Meaningful use as a learning tool

A theme repeated through the Healthcare Information & Management System Society’s meeting in New Orleans in March was that meaningful use is only a foundation for the changes that will transform health care. Or, as health informatics consultant Seth Foldy, MD, MPH, put it: The point of meaningful use is to learn.

He said, through EHRs, physicians can learn about the patient, learn to improve care, learn about multiple patients, learn from research and learn from surveillance. Finally, meaningful use can help physicians “learn how to learn.”

Physicians must treat meaningful use as mastering a new way of doing things, said Leland Babitch, MD, past chief medical information officer at the Detroit Medical Center. “If it doesn’t actually change the way you provide care, one can argue that’s when you get unintended consequences.”

Dr. Foldy shared two startling statistics that underscore the need for computer-assisted learning. First, for the average primary care physician who treats a Medicare population, there are 229 other physicians involved in that population’s care. The only way it’s possible for each treating physician to know what the others are doing is through technology. “That’s an awful lot of connections to learn about and to learn from,” he said.

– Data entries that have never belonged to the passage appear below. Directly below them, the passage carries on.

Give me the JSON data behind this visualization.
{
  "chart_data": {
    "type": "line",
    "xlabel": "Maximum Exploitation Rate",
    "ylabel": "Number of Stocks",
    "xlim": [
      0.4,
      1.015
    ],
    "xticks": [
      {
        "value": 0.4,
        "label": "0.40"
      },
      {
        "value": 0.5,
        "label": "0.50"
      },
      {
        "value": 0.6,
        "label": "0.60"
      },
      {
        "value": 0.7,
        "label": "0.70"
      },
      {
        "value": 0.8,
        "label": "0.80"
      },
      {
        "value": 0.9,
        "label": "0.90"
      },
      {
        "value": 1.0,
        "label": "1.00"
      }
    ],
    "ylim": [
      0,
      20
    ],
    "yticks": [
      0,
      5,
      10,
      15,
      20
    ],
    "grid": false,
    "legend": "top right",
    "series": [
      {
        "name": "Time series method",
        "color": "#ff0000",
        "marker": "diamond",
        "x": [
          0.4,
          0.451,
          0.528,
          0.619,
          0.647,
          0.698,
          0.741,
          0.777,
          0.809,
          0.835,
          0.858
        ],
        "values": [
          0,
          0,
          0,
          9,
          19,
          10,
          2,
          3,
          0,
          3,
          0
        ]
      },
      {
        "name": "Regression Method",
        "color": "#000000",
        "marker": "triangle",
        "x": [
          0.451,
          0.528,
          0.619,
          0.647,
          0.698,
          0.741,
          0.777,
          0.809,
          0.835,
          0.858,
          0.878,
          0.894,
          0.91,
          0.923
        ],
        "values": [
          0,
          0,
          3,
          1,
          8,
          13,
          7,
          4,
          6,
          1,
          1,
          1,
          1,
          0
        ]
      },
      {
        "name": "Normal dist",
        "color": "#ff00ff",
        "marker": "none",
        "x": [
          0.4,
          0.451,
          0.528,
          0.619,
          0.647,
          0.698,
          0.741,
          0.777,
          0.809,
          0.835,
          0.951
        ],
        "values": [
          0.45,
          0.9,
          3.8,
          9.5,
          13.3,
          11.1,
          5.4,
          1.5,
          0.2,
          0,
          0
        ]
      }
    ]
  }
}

Second, if physicians who work eight-hour days were to incorporate all the guidelines they are required to follow in the course of a day without the help of technology, their workdays would need to be 21.7 hours long. The exchange of data can help ensure that physicians have the information they need when they need it.

For learning to continue on the right path, physicians need to “look beyond implementation and meaningful use attestation,” Dr. Foldy said.